I sometimes find it hard to love God, I've felt a great amount of love for God before, but it's not always there. And I've gone through times where I get bitter towards God and I don't know why. And I'm sure I got truly saved sometime this month, but the OCD spikes. What if someone believes the bad thoughts for a little while? But realizes they're not true later? I got saved last March/April, but I didn't really know much about being a Christian. But in the past (and at times still do) I got bad thoughts about God and the Trinity. One time I was convinced I wanted to hurt/murder people. After awhile though I realize it's wrong, then it'll spike again at times. And it convinced me that it was ok to kidnap them.
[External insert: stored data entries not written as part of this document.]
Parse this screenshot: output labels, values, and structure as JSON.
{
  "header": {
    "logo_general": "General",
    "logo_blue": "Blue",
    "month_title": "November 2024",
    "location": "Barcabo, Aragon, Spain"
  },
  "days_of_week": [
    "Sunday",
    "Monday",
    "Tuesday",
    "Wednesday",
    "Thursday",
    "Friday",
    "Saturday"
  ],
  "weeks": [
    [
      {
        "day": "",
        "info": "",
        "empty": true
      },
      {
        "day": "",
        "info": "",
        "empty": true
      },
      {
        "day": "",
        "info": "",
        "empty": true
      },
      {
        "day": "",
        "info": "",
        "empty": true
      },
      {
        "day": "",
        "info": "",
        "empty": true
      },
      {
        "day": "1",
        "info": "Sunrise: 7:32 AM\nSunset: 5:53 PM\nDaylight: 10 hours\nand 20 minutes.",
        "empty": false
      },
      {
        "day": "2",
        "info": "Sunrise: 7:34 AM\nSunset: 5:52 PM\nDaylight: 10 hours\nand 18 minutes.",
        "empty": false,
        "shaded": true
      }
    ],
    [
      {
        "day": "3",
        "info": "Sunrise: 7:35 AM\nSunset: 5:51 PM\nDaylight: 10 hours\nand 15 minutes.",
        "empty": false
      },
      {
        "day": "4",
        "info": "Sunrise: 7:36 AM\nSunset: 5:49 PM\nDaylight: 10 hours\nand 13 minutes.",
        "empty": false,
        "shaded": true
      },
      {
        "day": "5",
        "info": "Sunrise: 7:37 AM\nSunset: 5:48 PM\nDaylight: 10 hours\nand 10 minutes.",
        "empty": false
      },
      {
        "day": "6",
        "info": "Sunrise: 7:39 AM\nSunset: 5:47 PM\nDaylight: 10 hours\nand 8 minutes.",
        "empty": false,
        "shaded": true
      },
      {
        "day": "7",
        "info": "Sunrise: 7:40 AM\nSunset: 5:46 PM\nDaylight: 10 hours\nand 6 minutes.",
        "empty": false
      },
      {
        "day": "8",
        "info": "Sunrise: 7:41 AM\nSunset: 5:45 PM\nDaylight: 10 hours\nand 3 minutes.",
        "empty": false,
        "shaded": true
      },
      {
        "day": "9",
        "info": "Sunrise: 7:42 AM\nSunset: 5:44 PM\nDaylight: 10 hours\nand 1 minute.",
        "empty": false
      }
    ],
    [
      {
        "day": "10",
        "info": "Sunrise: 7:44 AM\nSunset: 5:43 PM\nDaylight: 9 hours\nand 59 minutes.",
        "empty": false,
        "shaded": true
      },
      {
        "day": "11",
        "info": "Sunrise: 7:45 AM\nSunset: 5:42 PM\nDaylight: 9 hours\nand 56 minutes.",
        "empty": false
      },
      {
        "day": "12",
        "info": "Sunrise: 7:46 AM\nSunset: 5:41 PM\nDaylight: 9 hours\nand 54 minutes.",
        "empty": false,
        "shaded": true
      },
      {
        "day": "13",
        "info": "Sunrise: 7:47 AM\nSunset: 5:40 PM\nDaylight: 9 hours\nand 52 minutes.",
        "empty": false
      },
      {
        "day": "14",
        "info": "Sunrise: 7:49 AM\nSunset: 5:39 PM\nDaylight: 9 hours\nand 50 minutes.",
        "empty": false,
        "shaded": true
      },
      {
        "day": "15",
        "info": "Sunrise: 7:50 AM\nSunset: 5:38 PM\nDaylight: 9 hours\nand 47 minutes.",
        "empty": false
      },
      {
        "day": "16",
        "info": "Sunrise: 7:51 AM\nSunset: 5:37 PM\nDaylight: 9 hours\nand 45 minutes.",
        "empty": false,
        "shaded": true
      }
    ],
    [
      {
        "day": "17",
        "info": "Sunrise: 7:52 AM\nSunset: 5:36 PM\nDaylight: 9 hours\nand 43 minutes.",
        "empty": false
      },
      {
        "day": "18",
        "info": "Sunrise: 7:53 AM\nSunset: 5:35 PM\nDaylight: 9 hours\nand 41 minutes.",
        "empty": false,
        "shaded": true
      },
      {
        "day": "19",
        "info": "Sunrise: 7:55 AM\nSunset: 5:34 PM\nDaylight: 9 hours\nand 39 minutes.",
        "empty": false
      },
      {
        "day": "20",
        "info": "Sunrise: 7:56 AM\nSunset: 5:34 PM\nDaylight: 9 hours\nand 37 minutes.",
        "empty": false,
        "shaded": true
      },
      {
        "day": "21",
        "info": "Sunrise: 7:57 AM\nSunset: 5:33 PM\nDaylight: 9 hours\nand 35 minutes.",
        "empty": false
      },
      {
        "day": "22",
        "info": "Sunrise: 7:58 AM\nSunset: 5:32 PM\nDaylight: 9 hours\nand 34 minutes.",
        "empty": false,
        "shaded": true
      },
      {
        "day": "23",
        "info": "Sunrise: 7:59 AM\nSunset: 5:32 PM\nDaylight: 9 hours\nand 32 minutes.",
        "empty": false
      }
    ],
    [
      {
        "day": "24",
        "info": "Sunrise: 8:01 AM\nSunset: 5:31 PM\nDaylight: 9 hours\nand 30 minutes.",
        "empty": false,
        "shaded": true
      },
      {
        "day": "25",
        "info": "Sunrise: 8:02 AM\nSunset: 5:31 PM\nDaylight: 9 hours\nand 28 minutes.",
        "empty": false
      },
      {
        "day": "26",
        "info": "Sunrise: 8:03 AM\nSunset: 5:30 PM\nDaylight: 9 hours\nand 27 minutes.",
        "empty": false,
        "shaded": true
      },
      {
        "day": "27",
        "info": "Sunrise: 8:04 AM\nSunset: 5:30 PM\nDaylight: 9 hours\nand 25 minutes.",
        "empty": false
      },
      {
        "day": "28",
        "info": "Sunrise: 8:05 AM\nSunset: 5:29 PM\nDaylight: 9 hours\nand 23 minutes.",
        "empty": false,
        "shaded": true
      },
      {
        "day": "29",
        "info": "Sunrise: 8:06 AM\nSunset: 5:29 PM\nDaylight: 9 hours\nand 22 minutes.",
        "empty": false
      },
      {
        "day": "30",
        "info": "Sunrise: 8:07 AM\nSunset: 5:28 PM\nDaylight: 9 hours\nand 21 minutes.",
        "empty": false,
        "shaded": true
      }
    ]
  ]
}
When it spikes it's like I get into an argument with myself trying to say it's wrong to kidnap kids. Then my OCD spiked and I was getting thoughts that were telling me it's ok to kidnap kids.

believing intrusive thoughts ocd believing intrusive thoughts ocd

Like one time I was walking and I saw a couple kids, and I thought they were cute. When they happen I get confused, I start to panic and it's like I forget what's true and real. I suffer from OCD/intrusive thoughts and it gets really bad to the point I sometimes believe the intrusive thoughts.